Les dîners de famille, c'était souvent pénible pour les adolescents. Ils ne réalisaient pas la chance qu'ils pouvaient avoir, d'être entourés de gens qui les aimaient, attablés avec de bonnes choses dans leurs assiettes, alors que d'autres personnes moins chanceuses auraient donné un rein pour avoir ne serait-ce que la chance de s'asseoir à leur table. A cet âge où l'on revendiquait l'indépendance tout en ayant un cruel désir de reconnaissance, être l'objet de contemplation limite prophétiques de la part de personnes qui avaient le double de leur âge, c'était dérangeant pour eux. Aussi passaient-ils tous le plus clair de leur temps les yeux rivés sur leurs écrans, à marmonner une vague réponse quand on avait le malheur de s'adresser à eux.
Pam se demandait souvent si elle aurait réagi de la même manière, si elle avait eu la chance de se trouver dans cette situation. Les repas de famille, ça ne lui évoquait qu'un vague souvenir, à l'époque où elle n'avait même pas dix ans et que ses parents étaient encore ensembles. Dans chacun de ces souvenirs, un arbre de Noël se retrouvait planté dans le décor, étant à lui seul un indice suffisant sur la période où ces fameux repas se déroulaient. Quelques visages se reflétaient autour de la table, mais plus le temps passait, plus leurs traits se retrouvaient floutés, brouillés, en perdition. Les grands-parents avaient disparus, les éventuels oncles et tantes s'étaient dispersés et n'appelaient que rarement pour Noël et pour l'anniversaire - pas tous en même temps, et certainement pas de bon cœur, vu le ton qu'ils employaient avant de raccrocher rapidement.
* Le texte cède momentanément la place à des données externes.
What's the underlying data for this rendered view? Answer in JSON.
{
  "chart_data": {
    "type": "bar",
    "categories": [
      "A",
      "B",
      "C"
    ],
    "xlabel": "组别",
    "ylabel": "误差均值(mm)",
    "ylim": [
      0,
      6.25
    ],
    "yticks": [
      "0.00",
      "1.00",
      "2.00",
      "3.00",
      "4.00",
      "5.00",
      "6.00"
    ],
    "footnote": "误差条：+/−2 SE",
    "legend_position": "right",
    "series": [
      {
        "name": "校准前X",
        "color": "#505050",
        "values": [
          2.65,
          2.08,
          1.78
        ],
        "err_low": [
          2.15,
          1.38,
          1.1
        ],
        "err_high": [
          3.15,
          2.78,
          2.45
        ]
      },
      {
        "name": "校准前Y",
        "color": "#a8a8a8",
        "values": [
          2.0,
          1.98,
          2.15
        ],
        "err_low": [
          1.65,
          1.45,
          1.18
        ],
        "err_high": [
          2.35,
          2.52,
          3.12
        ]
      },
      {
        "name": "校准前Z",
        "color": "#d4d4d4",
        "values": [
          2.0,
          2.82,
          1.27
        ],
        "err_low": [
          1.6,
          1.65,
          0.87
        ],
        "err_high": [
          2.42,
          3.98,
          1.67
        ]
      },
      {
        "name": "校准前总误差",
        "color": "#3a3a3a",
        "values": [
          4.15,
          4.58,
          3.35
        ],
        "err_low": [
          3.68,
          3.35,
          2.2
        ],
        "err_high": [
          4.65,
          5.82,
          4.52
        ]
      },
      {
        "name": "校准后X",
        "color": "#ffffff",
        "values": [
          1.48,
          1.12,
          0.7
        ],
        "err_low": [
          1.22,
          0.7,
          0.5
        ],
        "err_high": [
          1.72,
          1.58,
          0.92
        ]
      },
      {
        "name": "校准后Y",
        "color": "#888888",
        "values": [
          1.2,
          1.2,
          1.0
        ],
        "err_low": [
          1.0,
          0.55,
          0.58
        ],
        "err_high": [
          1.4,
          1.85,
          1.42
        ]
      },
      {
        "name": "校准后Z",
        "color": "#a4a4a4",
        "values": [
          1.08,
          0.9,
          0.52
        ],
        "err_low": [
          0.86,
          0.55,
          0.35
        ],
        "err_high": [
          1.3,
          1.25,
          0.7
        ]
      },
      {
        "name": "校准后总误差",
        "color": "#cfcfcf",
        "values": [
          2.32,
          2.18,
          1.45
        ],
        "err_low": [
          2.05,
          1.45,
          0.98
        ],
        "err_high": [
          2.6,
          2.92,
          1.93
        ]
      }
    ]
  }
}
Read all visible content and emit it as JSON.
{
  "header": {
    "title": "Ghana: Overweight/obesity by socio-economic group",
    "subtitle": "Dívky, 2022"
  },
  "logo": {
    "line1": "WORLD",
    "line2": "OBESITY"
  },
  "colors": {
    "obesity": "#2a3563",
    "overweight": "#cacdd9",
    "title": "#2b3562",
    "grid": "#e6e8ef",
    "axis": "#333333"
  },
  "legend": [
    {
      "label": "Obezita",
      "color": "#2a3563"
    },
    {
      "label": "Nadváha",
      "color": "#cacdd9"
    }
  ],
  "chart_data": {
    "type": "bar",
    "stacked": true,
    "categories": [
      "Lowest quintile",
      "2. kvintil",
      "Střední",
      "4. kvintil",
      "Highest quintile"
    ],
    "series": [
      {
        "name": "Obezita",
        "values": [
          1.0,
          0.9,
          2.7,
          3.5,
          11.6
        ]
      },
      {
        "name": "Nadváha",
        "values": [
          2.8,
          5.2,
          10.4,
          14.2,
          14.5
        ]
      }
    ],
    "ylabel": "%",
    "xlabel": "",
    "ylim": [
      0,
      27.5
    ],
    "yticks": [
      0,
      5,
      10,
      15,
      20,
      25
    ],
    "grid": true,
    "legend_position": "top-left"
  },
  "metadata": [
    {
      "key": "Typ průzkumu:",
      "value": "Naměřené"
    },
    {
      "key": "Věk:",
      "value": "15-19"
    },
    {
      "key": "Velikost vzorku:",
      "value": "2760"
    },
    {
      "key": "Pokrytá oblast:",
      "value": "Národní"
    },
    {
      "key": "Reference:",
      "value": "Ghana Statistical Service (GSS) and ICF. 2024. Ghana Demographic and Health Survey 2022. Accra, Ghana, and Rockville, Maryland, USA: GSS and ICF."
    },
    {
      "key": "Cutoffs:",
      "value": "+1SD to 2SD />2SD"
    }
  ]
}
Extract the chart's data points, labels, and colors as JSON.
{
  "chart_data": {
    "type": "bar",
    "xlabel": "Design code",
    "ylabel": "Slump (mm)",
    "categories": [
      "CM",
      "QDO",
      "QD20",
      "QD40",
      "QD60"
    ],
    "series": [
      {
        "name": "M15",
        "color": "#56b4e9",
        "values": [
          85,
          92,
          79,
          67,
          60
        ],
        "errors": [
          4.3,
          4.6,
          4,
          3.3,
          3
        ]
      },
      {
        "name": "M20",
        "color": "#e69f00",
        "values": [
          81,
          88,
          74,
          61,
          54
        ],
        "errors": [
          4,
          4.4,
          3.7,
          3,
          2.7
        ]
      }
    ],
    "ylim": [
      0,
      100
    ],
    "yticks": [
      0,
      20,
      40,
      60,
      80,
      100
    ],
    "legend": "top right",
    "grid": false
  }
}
L'adolescente les avait à peine connu, alors elle ne pouvait pas vraiment leur en vouloir réellement. Pour ce qu'elle en savait, dés à présent, sa famille, c'était son père. Il y avait longtemps que sa mère ne l'avait plus appelé, et chaque fois qu'elle le faisait - à une fréquence relativement aussi grande que celle des oncles et tantes fantômes - c'était sur un fond de cris, de pleurs et d'éclats de voix enfantins qui rappelait à Pam qu'elle possédait actuellement trois demi-sœurs et une demi-frère. Une information qui ne lui faisait ni chaud ni froid. Une photo d'eux lui avait pourtant bien été envoyé, un jour, en accompagnement d'une carte d'anniversaire. Elle devait traîner quelque part dans un tiroir, coincée dans la carte en question.
« Pam, ton père t'as posé une question. »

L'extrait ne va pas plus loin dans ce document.